Remarkably, his son's espousal presented herself somewhat audaciously at this meeting, though she certainly knew that her future father-in-law was fully apprised of her (earned) reputation. Were this father to ask you for advice, what would you say? At the risk of discord between parent and child, most parents probably would discourage the young man regarding his wedding plans.

Brethren, you and I, along with every other faithful Christian, together comprising the church, identify with this bride in the narration above. We were guilty of such sins in the past, but we changed (1 Cor. 6:9-11).

"Know ye not that the unrighteous shall not inherit the kingdom of God? Be not deceived: neither fornicators, nor idolaters, nor adulterers, nor effeminate, nor abusers of themselves with mankind, Nor thieves, nor covetous, nor drunkards, nor revilers, nor extortioners, shall inherit the kingdom of God. And such were some of you: but ye are washed, but ye are sanctified, but ye are justified in the name of the Lord Jesus, and by the Spirit of our God."

As Christians now, we are members of the church, which is the bride of Christ (John 3:29; Revelation 18:23; 21:2, 9; 22:17). Jesus Christ as groom (Matthew 9:15), mediator (1 Timothy 2:5), Saviour (Acts 5:30-31) and priest (Hebrews 4:15) between his Father and us is the reason that, though undeserving, we can boldly come before the Heavenly Father (Hebrews 4:16). "Let us therefore come boldly unto the throne of grace, that we may obtain mercy, and find grace to help in time of need."

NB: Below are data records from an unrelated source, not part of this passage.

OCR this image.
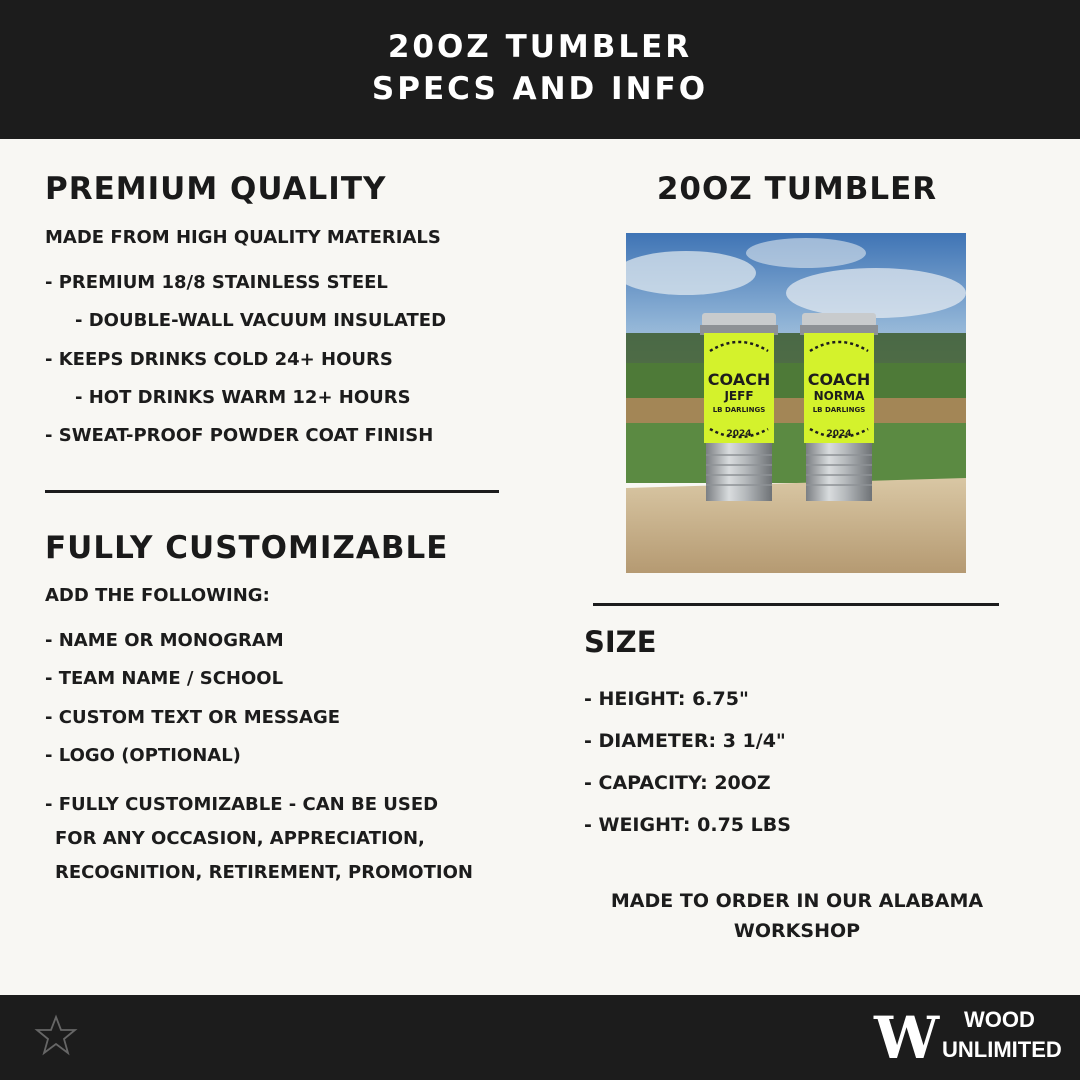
20OZ TUMBLER
SPECS AND INFO
PREMIUM QUALITY
MADE FROM HIGH QUALITY MATERIALS
- PREMIUM 18/8 STAINLESS STEEL
- DOUBLE-WALL VACUUM INSULATED
- KEEPS DRINKS COLD 24+ HOURS
- HOT DRINKS WARM 12+ HOURS
- SWEAT-PROOF POWDER COAT FINISH
FULLY CUSTOMIZABLE
ADD THE FOLLOWING:
- NAME OR MONOGRAM
- TEAM NAME / SCHOOL
- CUSTOM TEXT OR MESSAGE
- LOGO (OPTIONAL)
- FULLY CUSTOMIZABLE - CAN BE USED
FOR ANY OCCASION, APPRECIATION,
RECOGNITION, RETIREMENT, PROMOTION
20OZ TUMBLER
COACH
JEFF
LB DARLINGS
2024
COACH
NORMA
LB DARLINGS
2024
SIZE
- HEIGHT: 6.75"
- DIAMETER: 3 1/4"
- CAPACITY: 20OZ
- WEIGHT: 0.75 LBS
MADE TO ORDER IN OUR ALABAMA
WORKSHOP
W WOOD
UNLIMITED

We should be humbled at the thought that we, due to our sins, made of ourselves the offscouring and dross of God's creation. Further, in that condition man is utterly helpless and unable to come near God who is holy. Yet, because of the intervention of Jesus Christ and our willingness to accept the gift of God's grace (on his terms), we are permitted to come before a merciful and loving Heavenly Father. How wonderful is our God!